Il forno di puddellaggio presenta un soffitto basso ad arco e un letto di fusione, separato con un muretto dalla camera di combustione in cui viene bruciato carbone bituminoso. Le fiamme che si sviluppano nella camera di combustione superano in altezza il muretto, colpiscono il soffitto ad arco e si 'riverberano' sul letto di fusione (per questo motivo il forno di puddellaggio è anche detto forno a riverbero). Quando il forno è sufficientemente caldo, si spalma sulle pareti e sul letto un impasto di ossido di ferro, generalmente in forma di ematite polverizzata, quindi si carica con ghisa d'altoforno e si chiude la bocca di caricamento. Quando la ghisa è fusa, dopo circa 30 minuti, si aggiungono alla carica altri ossidi di ferro o scorie di laminazione, mescolando il tutto con l'aiuto di una barra curva. Il silicio e la maggior parte del manganese presenti nella ghisa vengono ossidati, e parte dello zolfo e del fosforo si volatilizza. La temperatura del forno viene quindi leggermente alzata e il carbone brucia sviluppando monossido di carbonio. Man mano che il gas si sviluppa, il volume dello strato galleggiante di scorie aumenta e il livello della carica sale. La riduzione del carbonio innalza la temperatura di fusione del metallo, che perde lo stato liquido e diventa prima pastoso e poi spugnoso, diminuendo di volume. Con apposite tenaglie, la massa risultante viene quindi estratta dal forno e suddivisa in masselli di circa 80-90 kg: questi vengono battuti al maglio per eliminare la maggior parte delle scorie incluse e omogeneizzare il metallo che, al termine di questa fase, diviene ferro quasi puro o, più precisamente, acciaio dolcissimo. Il ferro viene tagliato in lastre piatte che vengono impilate, riscaldate al calor rosso e laminate in un unico pezzo. La laminazione può essere eseguita più volte per migliorare la qualità del prodotto.
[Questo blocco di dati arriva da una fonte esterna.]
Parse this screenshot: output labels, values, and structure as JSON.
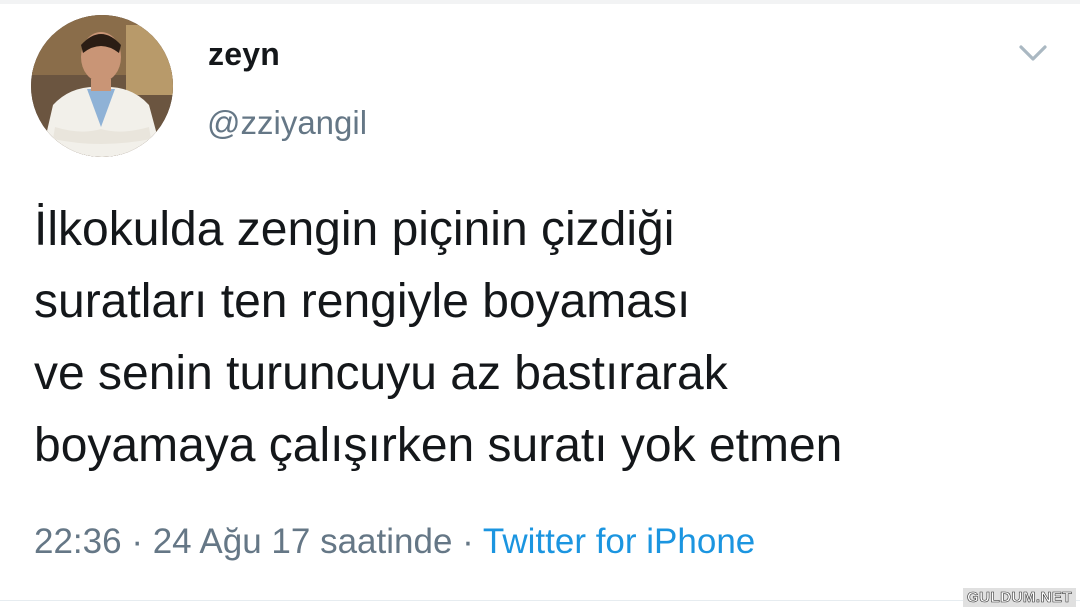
{
  "author": {
    "display_name": "zeyn",
    "handle": "@zziyangil",
    "avatar_icon": "avatar-photo-icon"
  },
  "tweet": {
    "lines": [
      "İlkokulda zengin piçinin çizdiği",
      "suratları ten rengiyle boyaması",
      "ve senin turuncuyu az bastırarak",
      "boyamaya çalışırken suratı yok etmen"
    ]
  },
  "meta": {
    "time": "22:36",
    "separator": " · ",
    "date": "24 Ağu 17 saatinde",
    "source": "Twitter for iPhone"
  },
  "menu": {
    "caret_icon": "chevron-down-icon"
  },
  "watermark": "GULDUM.NET",
  "colors": {
    "text": "#14171a",
    "secondary": "#657786",
    "link": "#1b95e0"
  }
}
Attualmente per produrre ferro saldato (ma in questo caso si chiama più propriamente ferro omogeneo) si utilizza acciaio fuso proveniente da un convertitore Bessemer e scorie fuse preparate in un forno Martin-Siemens con minerale di ferro, scorie di laminazione e sabbia. Le scorie fuse vengono colate in una siviera (grosso secchio metallico, rivestito di materiale refrattario) e mantenute a una temperatura di parecchie centinaia di gradi inferiore a quella dell'acciaio fuso, il quale viene colato nella stessa siviera, solidificando immediatamente, con sviluppo di grandi quantità di gas. La pressione interna esercitata dai gas frantuma il metallo in minuscole particelle che, pesando più delle scorie, si accumulano sul fondo della siviera, agglomerandosi in una massa spugnosa simile ai masselli prodotti nel forno di puddellaggio. Le scorie in superficie vengono estratte e la massa di ferro risultante viene lavorata come quella ottenuta dal forno di puddellaggio.